Nebraska women’s basketball is off to its strongest start in the Amy Williams era. The Huskers are 13-3, 3-2 in Big Ten play and find themselves in a tight race for their first-ever Big Ten title.

A part of the Huskers’ stellar start can be attributed to their much-improved play in the second half of games throughout this season. At this point last season, their record was 7-9 with six of those losses coming by less than 10 points.

The 2018-19 Huskers particularly struggled with adjustments throughout the second half of those close games. Nebraska led two of those six losses at halftime and was down by single digits in three other games.

Nebraska’s second halves were ones of failure to adjust as its offense either remained the same or its defense would suffer immensely. Games against Creighton and Iowa saw opposing offenses take over the third quarter, scoring 22 points each, while the Huskers scored just 12 and 15 points, respectively.

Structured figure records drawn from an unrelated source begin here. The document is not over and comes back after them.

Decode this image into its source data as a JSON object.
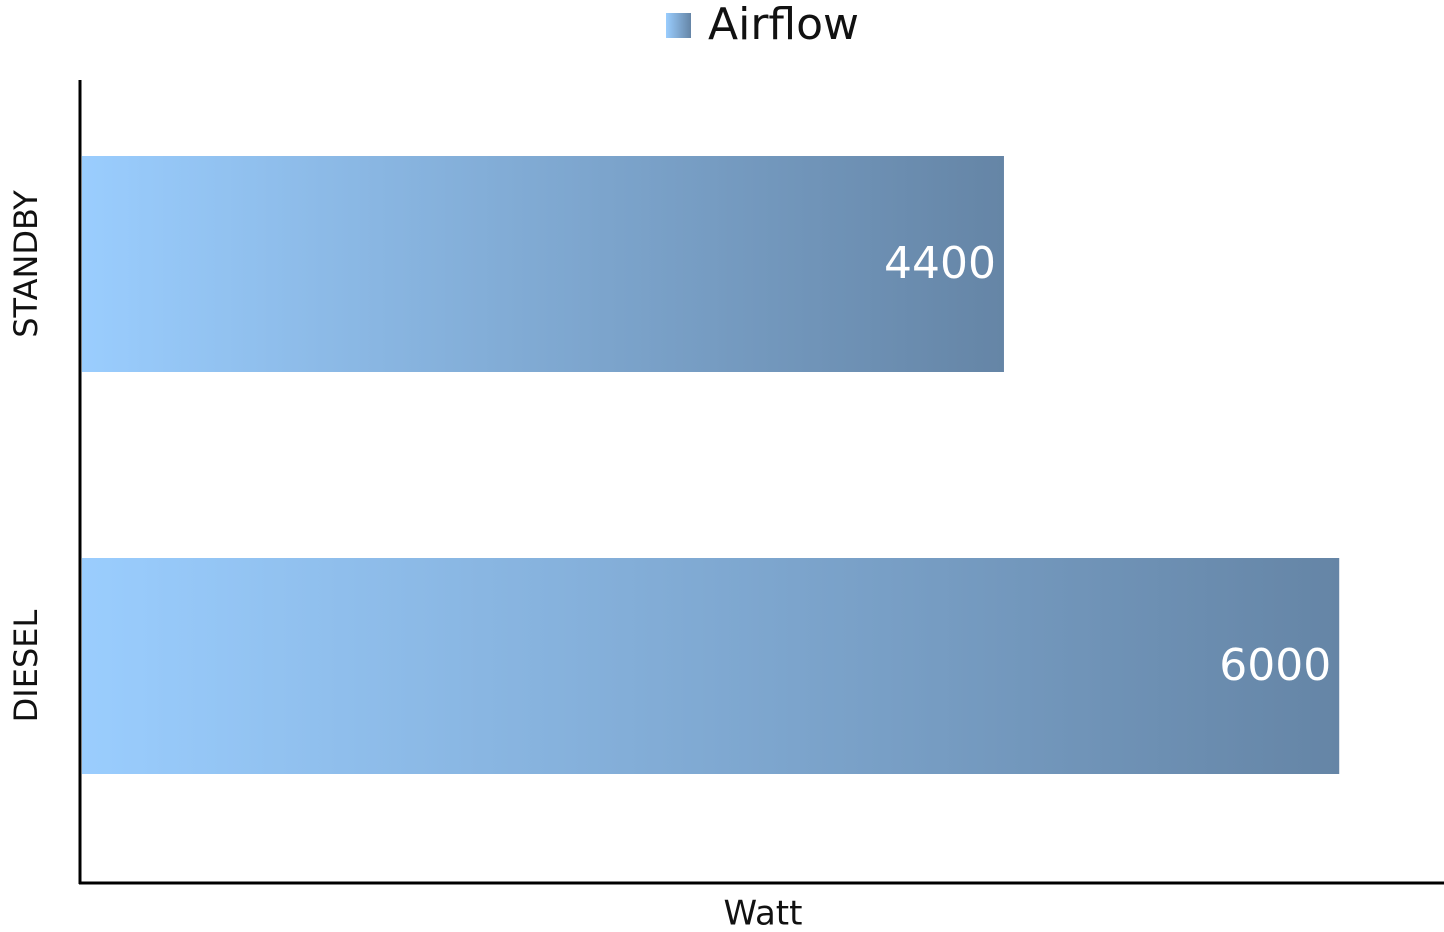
{
  "chart_data": {
    "type": "hbar",
    "categories": [
      "STANDBY",
      "DIESEL"
    ],
    "series": [
      {
        "name": "Airflow",
        "gradient": [
          "#9acdfe",
          "#6585a6"
        ],
        "values": [
          4400,
          6000
        ]
      }
    ],
    "xlabel": "Watt",
    "xlim": [
      0,
      6500
    ],
    "legend": "top"
  }
}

The Huskers were outplayed last season in the third quarter, which led to desperation setting in as they constantly played from behind through the entirety of the season. They limped through the rest of the season, but the second half struggles began to ease away.

Nebraska lost its last game of the season to Purdue, but had a 14-point second half comeback that fell through at the end. Still, the season ending carried over to the new season where the Huskers have become a force in the second half.

The team’s first test came on the road against Missouri and the game went down to the wire. Nebraska was up by as many as eight points during the fourth quarter, but a Tiger comeback forced overtime.

A year ago, Nebraska would likely lose a game when it loses its halftime lead. This time, the Huskers came out firing in overtime and won 90-85. The Huskers controlled overtime with great shooting and locked down the Tigers.

Missouri only shot 25% from the field in overtime and the Husker second half struggles faded away. In the next game, Nebraska scored 26 points in the fourth quarter to secure a 78-55 win against Morgan State.

Not every team is perfect and Nebraska regressed slightly against Creighton, when the Huskers lost 79-74 and gave up 14 3-pointers. The loss was surprising as Creighton shot better in the second half, shooting over 40% from the field and over 50% from 3-point range.

For Nebraska, the next challenge came with a game against Duke as it needed another way to stop a shootout.

The game came with great first half shooting, as both teams made at least 18 field goals, but Nebraska led 49-45 at halftime. The Huskers needed some stops to pull out another important win.

Nebraska’s fourth quarter saw two things happen: it hit its free throws and slowed down Duke’s offense. Duke went 0-for-6 from the perimeter and only had two free throws that quarter while Nebraska hit 9-10 free throws during the fourth, including four in the final 30 seconds from senior guard Hannah Whitish.

The Huskers won 83-79 and are continuing to close out big games at home. In fourth quarters against No. 22 Iowa and formerly ranked Minnesota, Nebraska has shot over 40% while both opponents have gone below the 30% threshold from the field.

A liability last season, the fourth quarter has become one of Nebraska’s biggest assets, even in the rare losses. Down 15 points in the fourth quarter against Rutgers, Nebraska came storming back and only lost by four points.

This great asset for the Huskers has been constantly maintained through their free-throw shooting, as the team is shooting 70% from the line this season. Coupled with a better defense, the fourth quarter is not as daunting as it was a season ago.